Western Animation: Censored Eleven
In the history of media, there are works that may not seem overtly controversial at the time of their creation, but later come to be regarded as such as time passes and perceptions of morals, beliefs, and societial issues change. Animation is no different, and there is no better example of this within the medium than the Censored Eleven.The "Censored Eleven" are a collection of eleven different animated shorts — ten released under the Merrie Melodies label, one released under the Looney Tunes label — created between the years of 1931 and 1944. The full list is as follows:
- Hittin' the Trail for Hallelujah Land — 1931, directed by Rudolf Ising
- Sunday Go to Meetin' Time — 1936, directed by Friz Freleng — Watch
- Clean Pastures — 1937, directed by Friz Freleng. It is interesting to note that this cartoon nearly got banned when it was released in the late 1930s, not for race, but for religious reasons (the Hays Office thought people at the time would be offended that blacks are depicted as heavenly creatures and even The Devil wants to get into Heaven) and for glamorizing vices (gambling, sex [the showgirls dancing to "Sweet Georgia Brown"], and booze). Watch
- Uncle Tom's Bungalow — 1937, directed by Tex Avery
- Jungle Jitters — 1938, directed by Friz Freleng — Watch
- The Isle of Pingo Pongo — 1938, directed by Tex Avery
- All This And Rabbit Stew — 1941, directed by Tex Avery — Watch — The only Bugs Bunny cartoon to be put on this list. This cartoon has also been put on the 12 Banned Bugs Bunny cartoons list and has fallen into Public Domain.
- Coal Black and de Sebben Dwarfs — 1943, directed by Bob Clampett. Despite being banned for its ethnic stereotyping, this short is one of The 50 Greatest Cartoons, and one of The 100 Greatest Looney Tunes.
- Tin Pan Alley Cats — 1943, directed by Bob Clampett.
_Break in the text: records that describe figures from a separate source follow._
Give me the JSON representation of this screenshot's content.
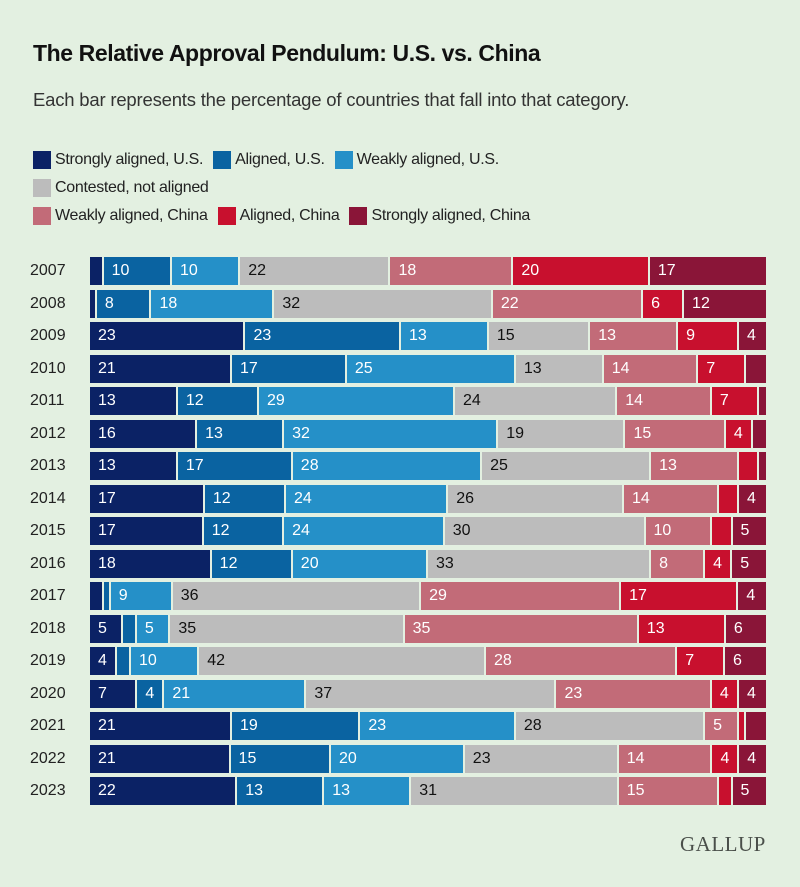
{
  "title": "The Relative Approval Pendulum: U.S. vs. China",
  "subtitle": "Each bar represents the percentage of countries that fall into that category.",
  "logo": "GALLUP",
  "chart_data": {
    "type": "bar",
    "orientation": "horizontal",
    "stacked": true,
    "legend_position": "top",
    "grid": false,
    "categories": [
      "2007",
      "2008",
      "2009",
      "2010",
      "2011",
      "2012",
      "2013",
      "2014",
      "2015",
      "2016",
      "2017",
      "2018",
      "2019",
      "2020",
      "2021",
      "2022",
      "2023"
    ],
    "series": [
      {
        "name": "Strongly aligned, U.S.",
        "color": "#0b2265",
        "values": [
          2,
          1,
          23,
          21,
          13,
          16,
          13,
          17,
          17,
          18,
          2,
          5,
          4,
          7,
          21,
          21,
          22
        ]
      },
      {
        "name": "Aligned, U.S.",
        "color": "#0a63a1",
        "values": [
          10,
          8,
          23,
          17,
          12,
          13,
          17,
          12,
          12,
          12,
          1,
          2,
          2,
          4,
          19,
          15,
          13
        ]
      },
      {
        "name": "Weakly aligned, U.S.",
        "color": "#2590c8",
        "values": [
          10,
          18,
          13,
          25,
          29,
          32,
          28,
          24,
          24,
          20,
          9,
          5,
          10,
          21,
          23,
          20,
          13
        ]
      },
      {
        "name": "Contested, not aligned",
        "color": "#bcbcbc",
        "values": [
          22,
          32,
          15,
          13,
          24,
          19,
          25,
          26,
          30,
          33,
          36,
          35,
          42,
          37,
          28,
          23,
          31
        ]
      },
      {
        "name": "Weakly aligned, China",
        "color": "#c26b78",
        "values": [
          18,
          22,
          13,
          14,
          14,
          15,
          13,
          14,
          10,
          8,
          29,
          35,
          28,
          23,
          5,
          14,
          15
        ]
      },
      {
        "name": "Aligned, China",
        "color": "#c8102e",
        "values": [
          20,
          6,
          9,
          7,
          7,
          4,
          3,
          3,
          3,
          4,
          17,
          13,
          7,
          4,
          1,
          4,
          2
        ]
      },
      {
        "name": "Strongly aligned, China",
        "color": "#8a1538",
        "values": [
          17,
          12,
          4,
          3,
          1,
          2,
          1,
          4,
          5,
          5,
          4,
          6,
          6,
          4,
          3,
          4,
          5
        ]
      }
    ]
  }
}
One of The 100 Greatest Looney Tunes.
- Angel Puss — 1944, directed by Chuck Jones (the only short released under the Looney Tunes label and the only Chuck Jones-directed Censored Eleven short)
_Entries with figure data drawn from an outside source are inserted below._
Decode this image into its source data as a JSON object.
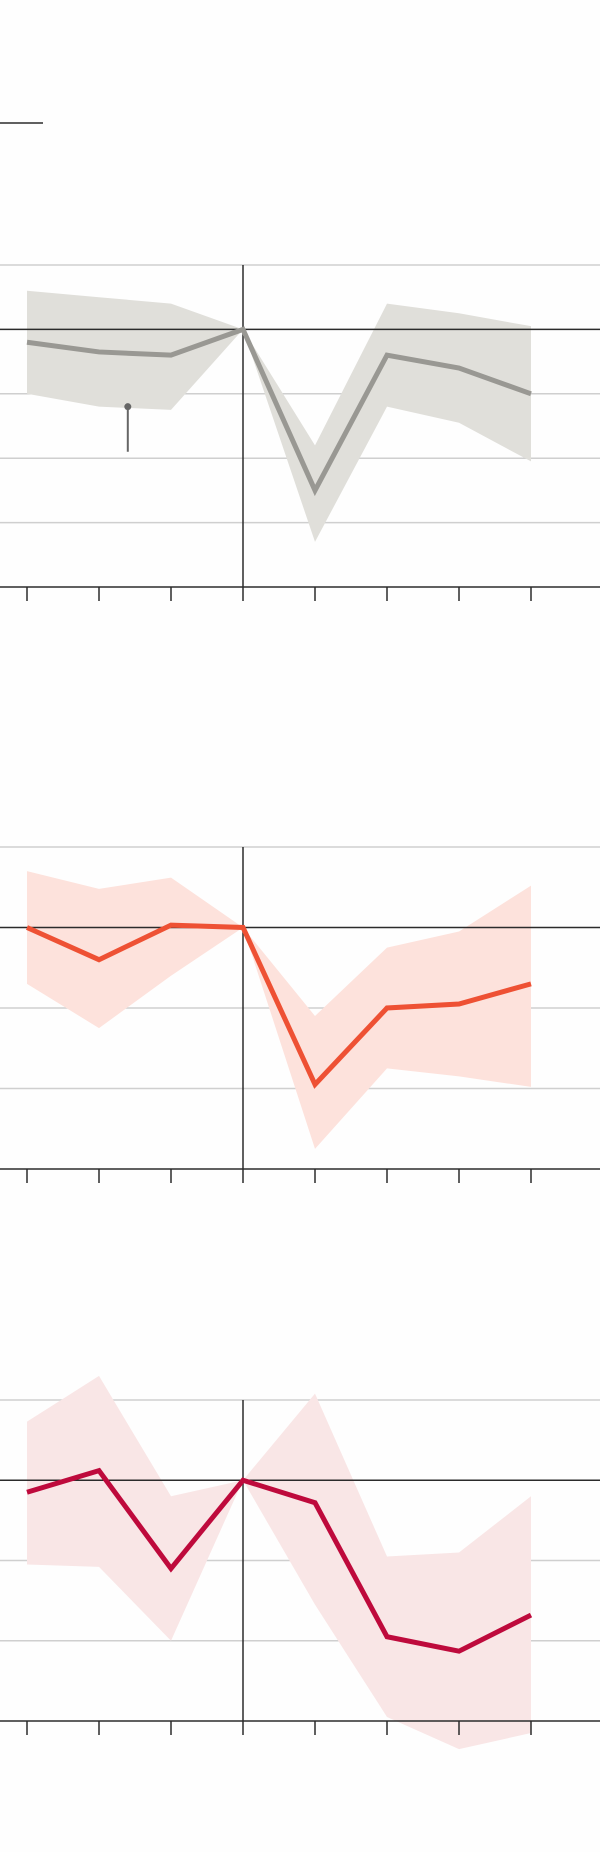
{
  "colors": {
    "background": "#fefefe",
    "gridline": "#cfcfcf",
    "baseline": "#2b2b2b",
    "axis": "#2b2b2b",
    "note_marker": "#666666"
  },
  "chart_data": [
    {
      "type": "line",
      "x": [
        -3,
        -2,
        -1,
        0,
        1,
        2,
        3,
        4
      ],
      "ylim": [
        -4,
        1
      ],
      "yticks": [
        -4,
        -3,
        -2,
        -1,
        0,
        1
      ],
      "baseline": 0,
      "grid": true,
      "series": [
        {
          "color": "#999893",
          "band_color": "#e0dfda",
          "values": [
            -0.2,
            -0.35,
            -0.4,
            0,
            -2.5,
            -0.4,
            -0.6,
            -1.0
          ],
          "upper": [
            0.6,
            0.5,
            0.4,
            0,
            -1.8,
            0.4,
            0.25,
            0.05
          ],
          "lower": [
            -1.0,
            -1.2,
            -1.25,
            0,
            -3.3,
            -1.2,
            -1.45,
            -2.05
          ]
        }
      ],
      "annotation_marker": {
        "x": -1.6,
        "y_from": -1.2,
        "y_to": -1.9
      }
    },
    {
      "type": "line",
      "x": [
        -3,
        -2,
        -1,
        0,
        1,
        2,
        3,
        4
      ],
      "ylim": [
        -3,
        1
      ],
      "yticks": [
        -3,
        -2,
        -1,
        0,
        1
      ],
      "baseline": 0,
      "grid": true,
      "series": [
        {
          "color": "#ee5134",
          "band_color": "#fde2dc",
          "values": [
            0,
            -0.4,
            0.03,
            0,
            -1.95,
            -1.0,
            -0.95,
            -0.7
          ],
          "upper": [
            0.7,
            0.48,
            0.62,
            0,
            -1.1,
            -0.25,
            -0.05,
            0.52
          ],
          "lower": [
            -0.7,
            -1.25,
            -0.6,
            0,
            -2.75,
            -1.75,
            -1.85,
            -1.98
          ]
        }
      ]
    },
    {
      "type": "line",
      "x": [
        -3,
        -2,
        -1,
        0,
        1,
        2,
        3,
        4
      ],
      "ylim": [
        -3,
        1
      ],
      "yticks": [
        -3,
        -2,
        -1,
        0,
        1
      ],
      "baseline": 0,
      "grid": true,
      "series": [
        {
          "color": "#be0a3c",
          "band_color": "#f9e6e6",
          "values": [
            -0.15,
            0.12,
            -1.1,
            0,
            -0.28,
            -1.95,
            -2.13,
            -1.68
          ],
          "upper": [
            0.73,
            1.3,
            -0.2,
            0,
            1.08,
            -0.95,
            -0.9,
            -0.2
          ],
          "lower": [
            -1.05,
            -1.08,
            -2.0,
            0,
            -1.55,
            -2.95,
            -3.35,
            -3.15
          ]
        }
      ]
    }
  ]
}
- Goldilocks and the Jivin' Bears — 1944, directed by Friz Freleng
Tropes associated with the Censored Eleven (in general) include:
- Blackface: Many jokes poke fun at black people, depicting them with enormous frog like lips, lazy or dimwitted behaviour and jive talk. Scenes of them eating water melons, stealing chickens, being scared of ghosts, obsessed with throwing dice,... are also rampant. Expect some imagery set in the days of slavery to turn up or jokes where their skin color turns out to be just black paint. Though a lot if it thrives on stereotypes that were typical of the time it must be said that this imagery was seen in many live-action films of that time period, including works with actual Afro-American actors and musicians like Louis Armstrong, Stepin Fetchit, Hattie McDaniel, Josephine Baker,... So, in some cases these jokes were meant as innocent parodies that modern audiences, unaware of the stuff referenced, will find offensive.
- The Golden Age of Animation: All eleven of the shorts were produced during this era.
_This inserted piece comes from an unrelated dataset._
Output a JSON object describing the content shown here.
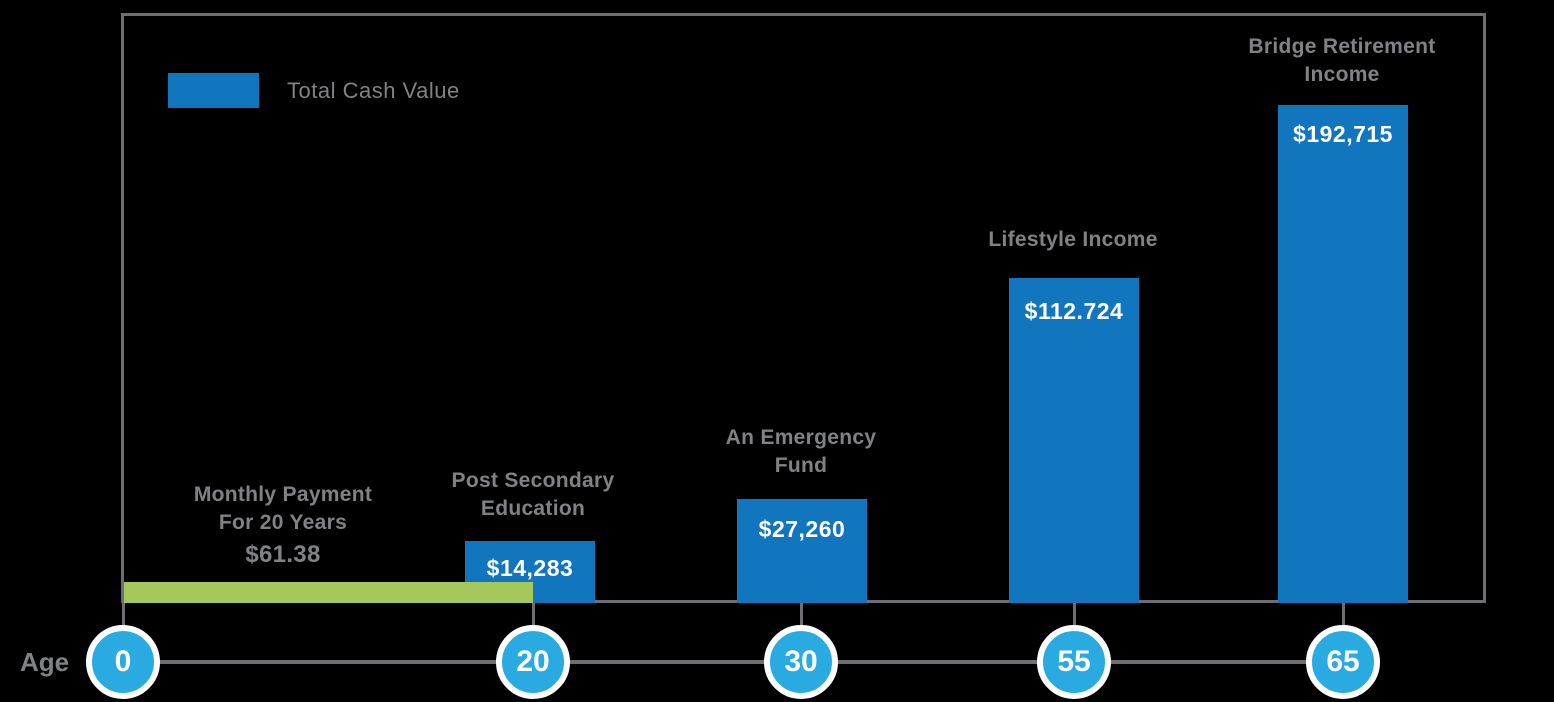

- Keep Circulating the Tapes: While the Eleven have never had an official home video release, they have showed up on bootleg home video releases, and all eleven shorts can be found on Internet video sites (as the links above can attest to). The first official release of the Eleven was said to happen in 2011, though that release has not yet happened.
- Old Shame: The existence of the list is Warner Bros. way of pretending these shorts never existed.
- Overshadowed by Controversy: To the point that more has been written about the supposed racism in these cartoons than their artistic quality.
- Public Domain Animation: Several of the shorts on the list are in the Public Domain.